Frank Caputo, MP for Kamloops-Thompson-Cariboo, decried the actions last week of protesters who desecrated the Tomb of the Unknown Soldier and the Terry Fox statue.
Caputo told the House of Commons that he watched “with horror” Saturday as “a very few protesters disrespected and desecrated the Tomb of the Unknown Soldier” in Ottawa.
Canadian Press reported that protesters had jumped on the tomb and placed an inverted Canadian flag on the Terry Fox statue.
It also noted a video posted on Twitter by Steven Thornton, director general at the Department of National Defence, showed people pumping their arms and chanting “Freedom” at the National War Memorial, including one person apparently standing atop the tomb.
“I condemn these actions unequivocally.

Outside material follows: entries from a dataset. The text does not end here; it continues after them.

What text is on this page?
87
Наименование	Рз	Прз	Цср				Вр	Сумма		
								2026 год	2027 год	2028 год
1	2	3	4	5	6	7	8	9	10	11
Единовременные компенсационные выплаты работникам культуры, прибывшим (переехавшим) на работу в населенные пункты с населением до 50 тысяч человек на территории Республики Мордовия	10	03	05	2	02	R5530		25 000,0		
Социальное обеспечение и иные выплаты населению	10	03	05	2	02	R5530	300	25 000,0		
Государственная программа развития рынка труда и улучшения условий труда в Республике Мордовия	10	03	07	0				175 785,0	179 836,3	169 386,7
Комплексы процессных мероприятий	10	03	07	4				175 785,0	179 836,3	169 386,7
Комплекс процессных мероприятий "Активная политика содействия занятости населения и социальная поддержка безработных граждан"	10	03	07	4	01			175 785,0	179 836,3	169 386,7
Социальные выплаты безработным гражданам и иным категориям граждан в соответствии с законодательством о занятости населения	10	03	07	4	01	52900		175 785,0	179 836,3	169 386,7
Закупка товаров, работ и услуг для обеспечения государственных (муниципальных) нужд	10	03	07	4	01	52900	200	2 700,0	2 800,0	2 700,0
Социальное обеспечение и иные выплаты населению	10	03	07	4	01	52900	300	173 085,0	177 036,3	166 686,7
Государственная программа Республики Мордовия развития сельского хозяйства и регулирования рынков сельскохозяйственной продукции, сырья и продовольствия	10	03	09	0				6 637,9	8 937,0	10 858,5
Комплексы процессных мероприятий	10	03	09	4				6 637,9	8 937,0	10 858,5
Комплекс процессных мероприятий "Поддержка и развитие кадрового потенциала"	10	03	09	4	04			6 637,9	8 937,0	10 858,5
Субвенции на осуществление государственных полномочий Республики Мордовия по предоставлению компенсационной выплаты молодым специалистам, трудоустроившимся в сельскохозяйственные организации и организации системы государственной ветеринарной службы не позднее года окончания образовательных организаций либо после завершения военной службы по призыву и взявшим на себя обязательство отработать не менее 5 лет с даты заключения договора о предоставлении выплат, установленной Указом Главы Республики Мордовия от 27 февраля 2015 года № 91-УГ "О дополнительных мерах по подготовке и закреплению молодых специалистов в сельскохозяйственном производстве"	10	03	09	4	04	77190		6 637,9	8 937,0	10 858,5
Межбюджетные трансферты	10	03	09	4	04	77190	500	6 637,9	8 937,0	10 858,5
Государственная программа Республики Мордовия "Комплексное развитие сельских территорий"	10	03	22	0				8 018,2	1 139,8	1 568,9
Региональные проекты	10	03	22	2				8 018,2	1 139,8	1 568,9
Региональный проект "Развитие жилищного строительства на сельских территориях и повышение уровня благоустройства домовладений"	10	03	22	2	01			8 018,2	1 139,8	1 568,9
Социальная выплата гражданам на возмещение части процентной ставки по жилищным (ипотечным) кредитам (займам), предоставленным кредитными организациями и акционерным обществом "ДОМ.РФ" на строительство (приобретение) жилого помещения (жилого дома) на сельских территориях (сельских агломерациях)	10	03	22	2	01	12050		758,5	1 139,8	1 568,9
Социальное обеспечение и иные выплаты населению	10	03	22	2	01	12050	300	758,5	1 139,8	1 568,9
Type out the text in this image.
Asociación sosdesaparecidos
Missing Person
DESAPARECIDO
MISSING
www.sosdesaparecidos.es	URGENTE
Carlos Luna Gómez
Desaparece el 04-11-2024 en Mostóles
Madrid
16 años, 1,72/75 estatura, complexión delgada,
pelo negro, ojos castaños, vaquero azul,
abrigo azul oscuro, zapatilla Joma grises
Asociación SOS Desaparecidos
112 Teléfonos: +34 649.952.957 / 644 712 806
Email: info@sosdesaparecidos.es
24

The people who did this missed a clear point. The Unknown Soldier and all those who served for this country, served so that we could have the very freedoms we enjoy today,” Caputo said.
“Like the right to peaceful assembly and the right to free speech. That is why the use of Nazi and other racialized symbolism is so repugnant.
“Our soldiers fought against those things, both literally and metaphorically, so that we Canadians could be free. And that freedom was abused by the actions of a few.”
Caputo said he visited the Tomb of the Unknown Soldier Monday to “not just remember, not just to say thank you, but to beg forgiveness for any time that we as Canadians have forgotten that freedom isn’t free.”
He thanked those who had laid flowers at the Tomb and the Terry Fox statue but said for those “who desecrated sacred places this weekend, shame on you.”